Слабость внезапно стала опрокидывать Скворцова, и он упал бы, не поддержи его Лобода.
– Что, плохо вам, товарищ лейтенант?
– Плохо, – сказал Скворцов, не разжимая губ.
– Потерпите. Устроимся. Пошли во-он туда. Приляжем…
Эти несколько шагов Скворцов преодолел с бо́льшим трудом, чем несколько километров до того. Слабость не отпускала, валила. Поддерживаемый Лободой, он почти свалился на свободное место, у забора.
Скворцов словно оглох: голоса проникали, как сквозь толстое стекло. Но голоса были справа и слева, и Скворцов догадался: соседи расспрашивают их, Лобода отвечает. Ясно, о чем спрашивают и что отвечает Павло. Ясней ясного. Как попали в плен? Пограничники попали на заставе. Понимаете, товарищи? Да, товарищи – по несчастью… Несчастье, хуже которого не придумаешь. Валяйся под забором, как паршивая собака. Которая околевает. Но он не околеет, он сбежит отсюда. Или же погибнет, заполучит пулю. В плену ему жизни нет.
Ну, нарвется на пулю, это тоже можно допустить. И никто и никогда не донесет весть о его гибели. Ни до командования, ни до Иры с Женей, ни до стариков в Краснодаре. Безвестно канет, как камень в воду – разошлись круги, и тишь да гладь.

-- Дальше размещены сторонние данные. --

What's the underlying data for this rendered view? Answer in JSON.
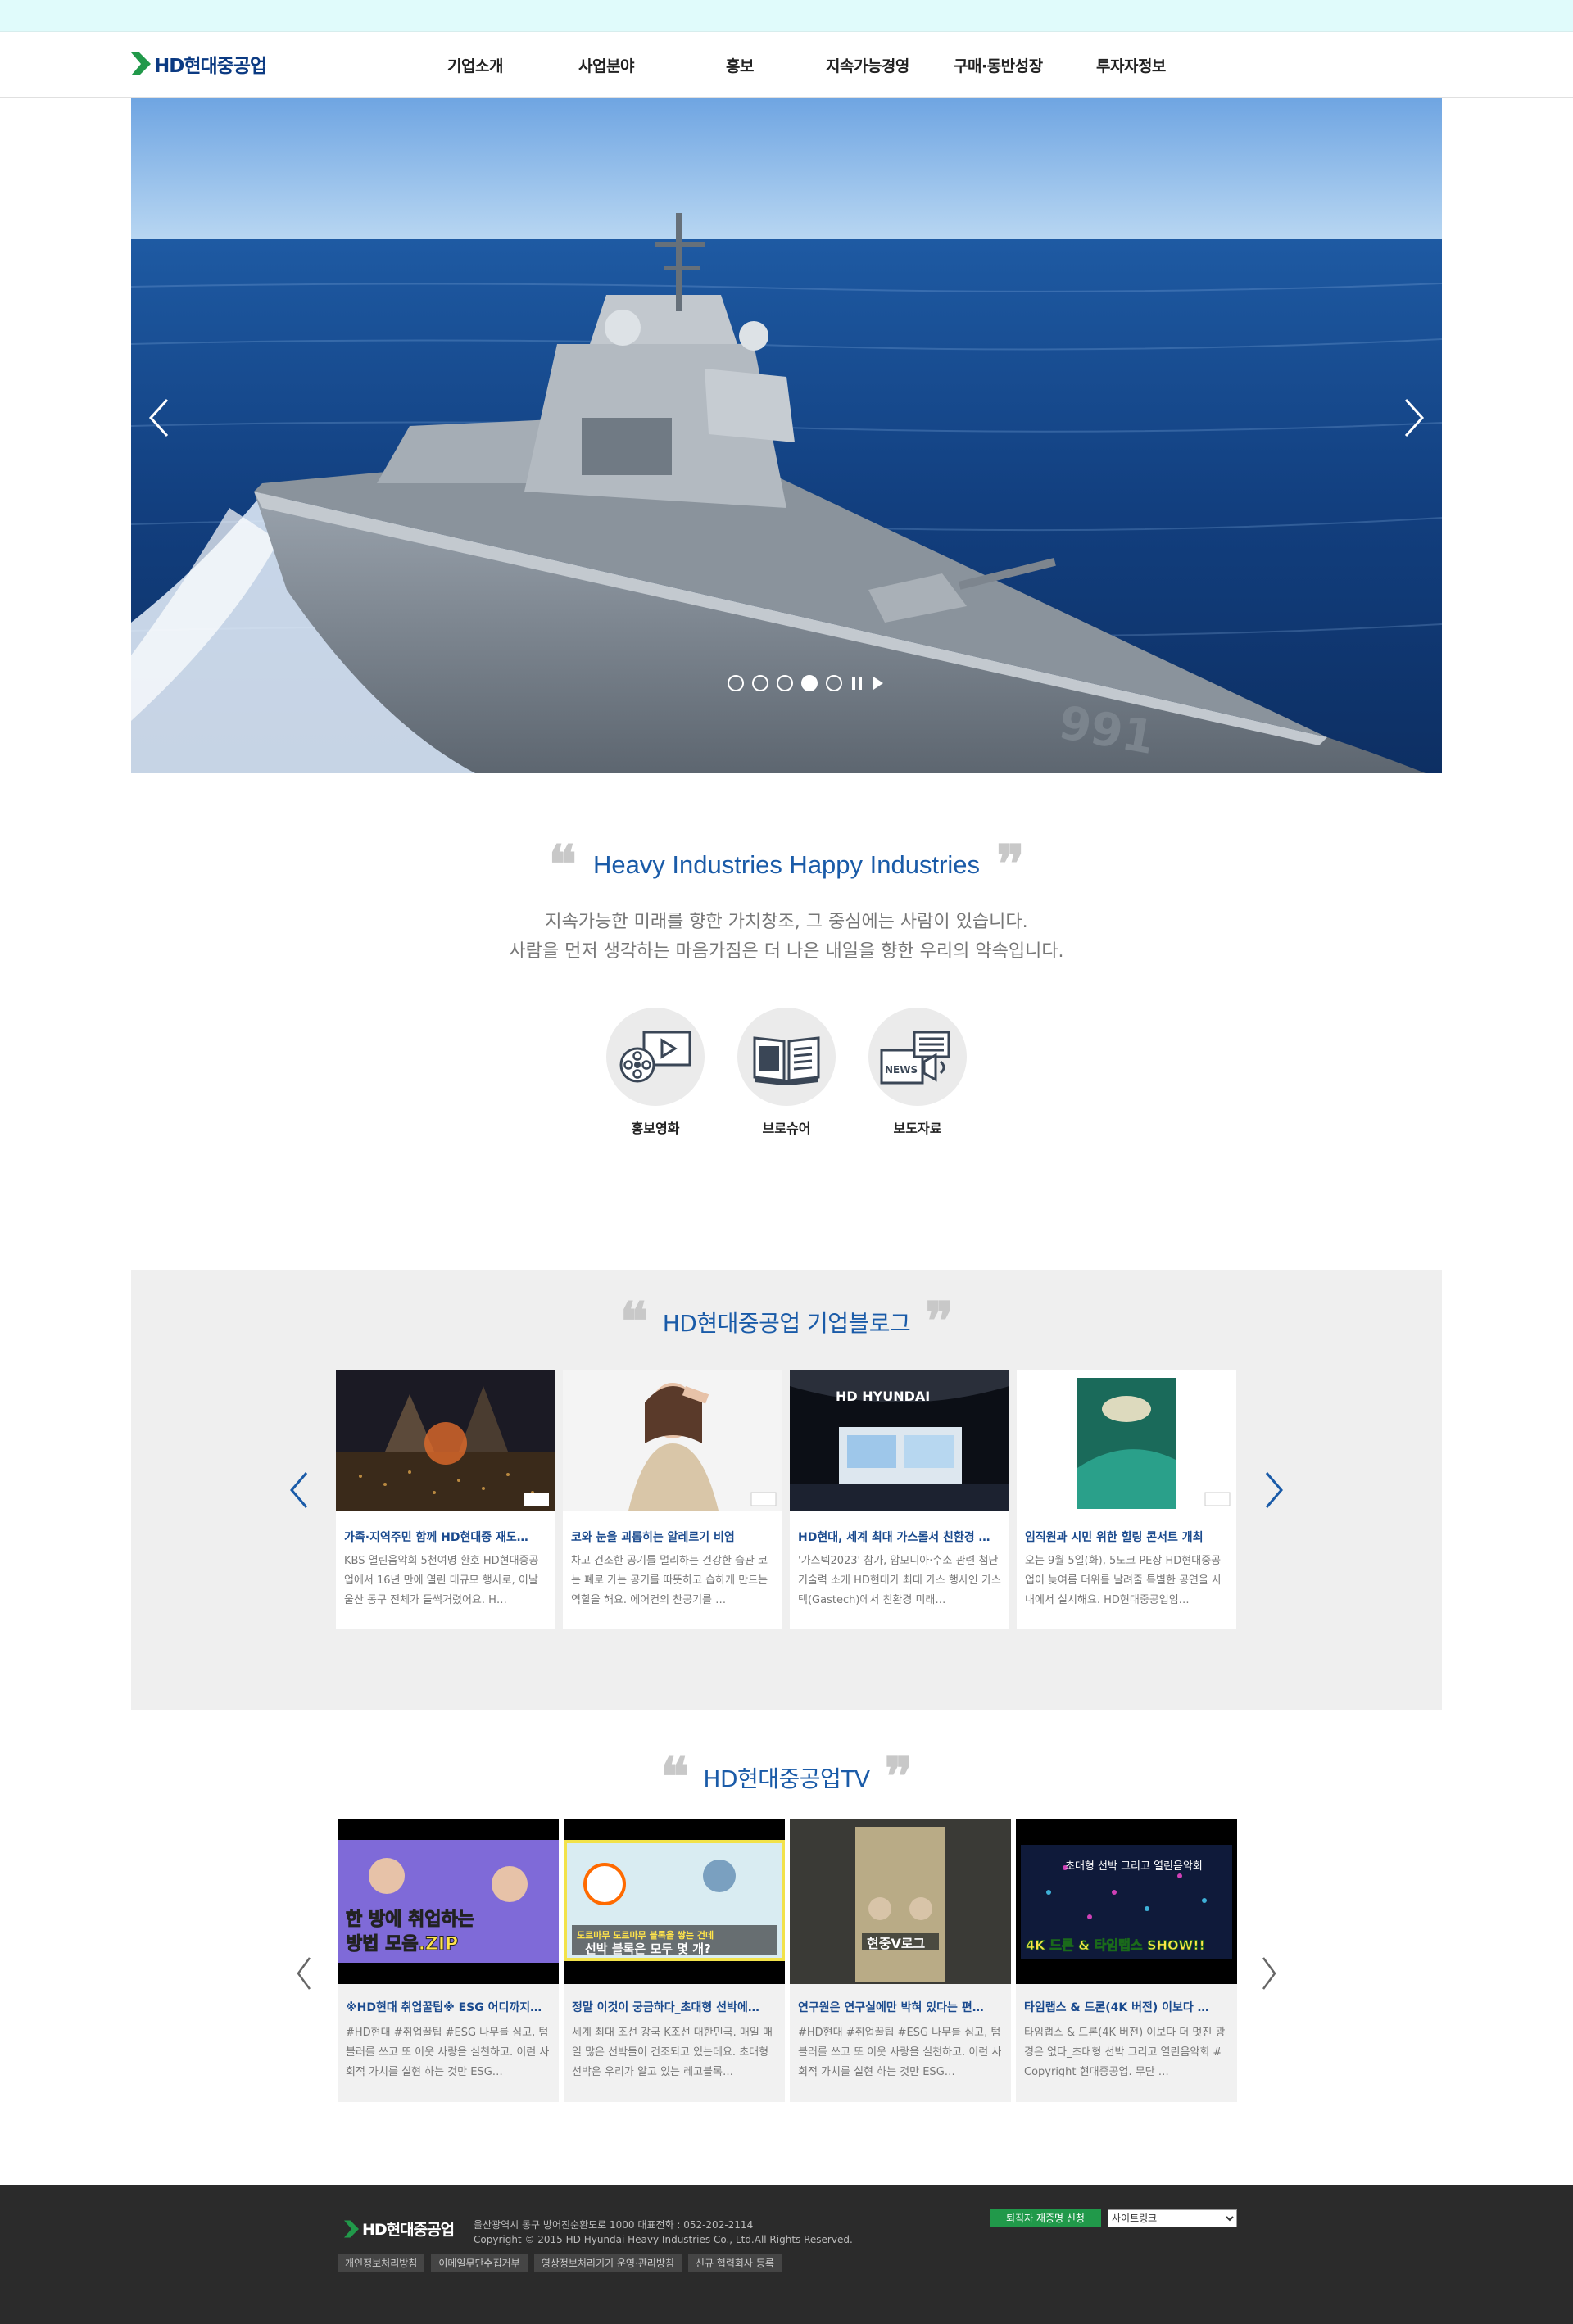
{
  "header": {
    "logo_text": "HD현대중공업",
    "nav": [
      "기업소개",
      "사업분야",
      "홍보",
      "지속가능경영",
      "구매·동반성장",
      "투자자정보"
    ]
  },
  "hero": {
    "slide_count": 5,
    "active_slide": 4,
    "ship_number": "991"
  },
  "intro": {
    "title": "Heavy Industries Happy Industries",
    "line1": "지속가능한 미래를 향한 가치창조, 그 중심에는 사람이 있습니다.",
    "line2": "사람을 먼저 생각하는 마음가짐은 더 나은 내일을 향한 우리의 약속입니다.",
    "quick_links": [
      {
        "label": "홍보영화",
        "icon": "film-reel-icon"
      },
      {
        "label": "브로슈어",
        "icon": "brochure-book-icon"
      },
      {
        "label": "보도자료",
        "icon": "news-icon"
      }
    ]
  },
  "blog": {
    "title": "HD현대중공업 기업블로그",
    "cards": [
      {
        "title": "가족·지역주민 함께 HD현대중 재도…",
        "desc": "KBS 열린음악회 5천여명 환호 HD현대중공업에서 16년 만에 열린 대규모 행사로, 이날 울산 동구 전체가 들썩거렸어요. H…"
      },
      {
        "title": "코와 눈을 괴롭히는 알레르기 비염",
        "desc": "차고 건조한 공기를 멀리하는 건강한 습관 코는 폐로 가는 공기를 따뜻하고 습하게 만드는 역할을 해요. 에어컨의 찬공기를 …"
      },
      {
        "title": "HD현대, 세계 최대 가스롤서 친환경 …",
        "desc": "'가스텍2023' 참가, 암모니아·수소 관련 첨단기술력 소개 HD현대가 최대 가스 행사인 가스텍(Gastech)에서 친환경 미래…"
      },
      {
        "title": "임직원과 시민 위한 힐링 콘서트 개최",
        "desc": "오는 9월 5일(화), 5도크 PE장 HD현대중공업이 늦여름 더위를 날려줄 특별한 공연을 사내에서 실시해요. HD현대중공업임…"
      }
    ]
  },
  "tv": {
    "title": "HD현대중공업TV",
    "cards": [
      {
        "title": "※HD현대 취업꿀팁※ ESG 어디까지…",
        "desc": "#HD현대 #취업꿀팁 #ESG 나무를 심고, 텀블러를 쓰고 또 이웃 사랑을 실천하고. 이런 사회적 가치를 실현 하는 것만 ESG…",
        "thumb_top": "한 방에 취업하는",
        "thumb_bottom": "방법 모음.ZIP"
      },
      {
        "title": "정말 이것이 궁금하다_초대형 선박에…",
        "desc": "세계 최대 조선 강국 K조선 대한민국. 매일 매일 많은 선박들이 건조되고 있는데요. 초대형 선박은 우리가 알고 있는 레고블록…",
        "thumb_top": "도르마무 도르마무 블록을 쌓는 건데",
        "thumb_bottom": "선박 블록은 모두 몇 개?"
      },
      {
        "title": "연구원은 연구실에만 박혀 있다는 편…",
        "desc": "#HD현대 #취업꿀팁 #ESG 나무를 심고, 텀블러를 쓰고 또 이웃 사랑을 실천하고. 이런 사회적 가치를 실현 하는 것만 ESG…",
        "thumb_top": "",
        "thumb_bottom": "현중V로그"
      },
      {
        "title": "타임랩스 & 드론(4K 버전) 이보다 …",
        "desc": "타임랩스 & 드론(4K 버전) 이보다 더 멋진 광경은 없다_초대형 선박 그리고 열린음악회 # Copyright 현대중공업. 무단 …",
        "thumb_top": "초대형 선박 그리고 열린음악회",
        "thumb_bottom": "4K 드론 & 타임랩스 SHOW!!"
      }
    ]
  },
  "footer": {
    "logo_text": "HD현대중공업",
    "address": "울산광역시 동구 방어진순환도로 1000 대표전화 : 052-202-2114",
    "copyright": "Copyright © 2015 HD Hyundai Heavy Industries Co., Ltd.All Rights Reserved.",
    "links": [
      "개인정보처리방침",
      "이메일무단수집거부",
      "영상정보처리기기 운영·관리방침",
      "신규 협력회사 등록"
    ],
    "retire_button": "퇴직자 재증명 신청",
    "sitelink_label": "사이트링크"
  },
  "colors": {
    "brand_blue": "#0b3a82",
    "title_blue": "#1a5ba8",
    "brand_green": "#21994a"
  }
}
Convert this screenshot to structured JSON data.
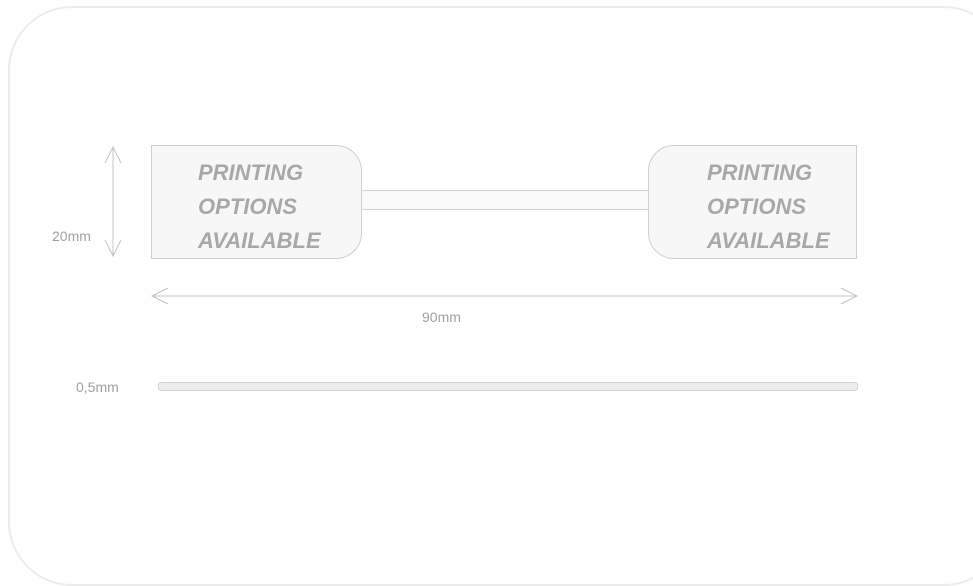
{
  "tags": {
    "left_text": [
      "PRINTING",
      "OPTIONS",
      "AVAILABLE"
    ],
    "right_text": [
      "PRINTING",
      "OPTIONS",
      "AVAILABLE"
    ]
  },
  "dimensions": {
    "height": "20mm",
    "width": "90mm",
    "thickness": "0,5mm"
  },
  "colors": {
    "outline": "#cfcfcf",
    "text": "#a8a8a8",
    "fill": "#f7f7f7"
  }
}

Так что уж ежели бежать – то с умом. Выбраться отсюда живым и дойти до своих. Далеко свои? Дойдет! Почему, однако, он лишь о себе думает? А Лобода? Вместе выберемся и дойдем. Уверен: на каком-то рубеже немцев остановят. И погонят вспять.
Слух прорезался, и долетело:
– Амба всему! Чему всему? Армии, государству… Всем нам. Ну мы-то еще, возможно, и выживем, в плену-то. Возможно, немцы отправят нас в Забужье, в Польшу. Поднаберется на сборном пункте нашего брата – и поведут за Буг, подальше от войны…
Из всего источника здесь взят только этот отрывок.